(VentureBeat) Honeywell expects that as advances in quantum computing continue to accelerate over the next 18 to 24 months, the ability to replicate the results of a quantum computing application workload using a conventional computing platform simulation will come to an end. The company’s System Model H1 has now quadrupled its performance capabilities to become the first commercial quantum computer to attain a 512 quantum volume.
Honeywell has pursued an approach to quantum computing that differs from those of rivals by focusing its efforts on a narrower range of more stable qubits. Each system is based on a trapped-ion architecture that leverages numerous individual charged atoms (ions) to hold information. It then applies electromagnetic fields to hold (trap) each ion in a way that allows it to be manipulated and encoded using laser pulses.

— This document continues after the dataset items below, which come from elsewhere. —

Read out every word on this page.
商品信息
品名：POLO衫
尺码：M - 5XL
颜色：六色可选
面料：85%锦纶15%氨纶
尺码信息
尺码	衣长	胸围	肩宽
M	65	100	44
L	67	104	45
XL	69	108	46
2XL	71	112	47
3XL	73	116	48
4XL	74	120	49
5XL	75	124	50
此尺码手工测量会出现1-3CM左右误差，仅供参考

The company makes its quantum computers available via a subscription to a cloud service and counts BMW, DHL, JP Morgan Chase, and Samsung among its customers. Subscriptions for the System Model H1 service are currently sold out, and each Honeywell quantum computing customer has previously tried to employ a different platform before switching to Honeywell, Uttley said. The company is now moving toward making a third-generation System Model H2 service available that will offer higher levels of unspecified quantum volume, Uttley added.
Advances in quantum computing, however, will by no means signal the demise of conventional computers, Uttley added. Instead, it’s becoming apparent that quantum computers and conventional computers are simply going to be better suited to running different classes of workloads, Uttley said.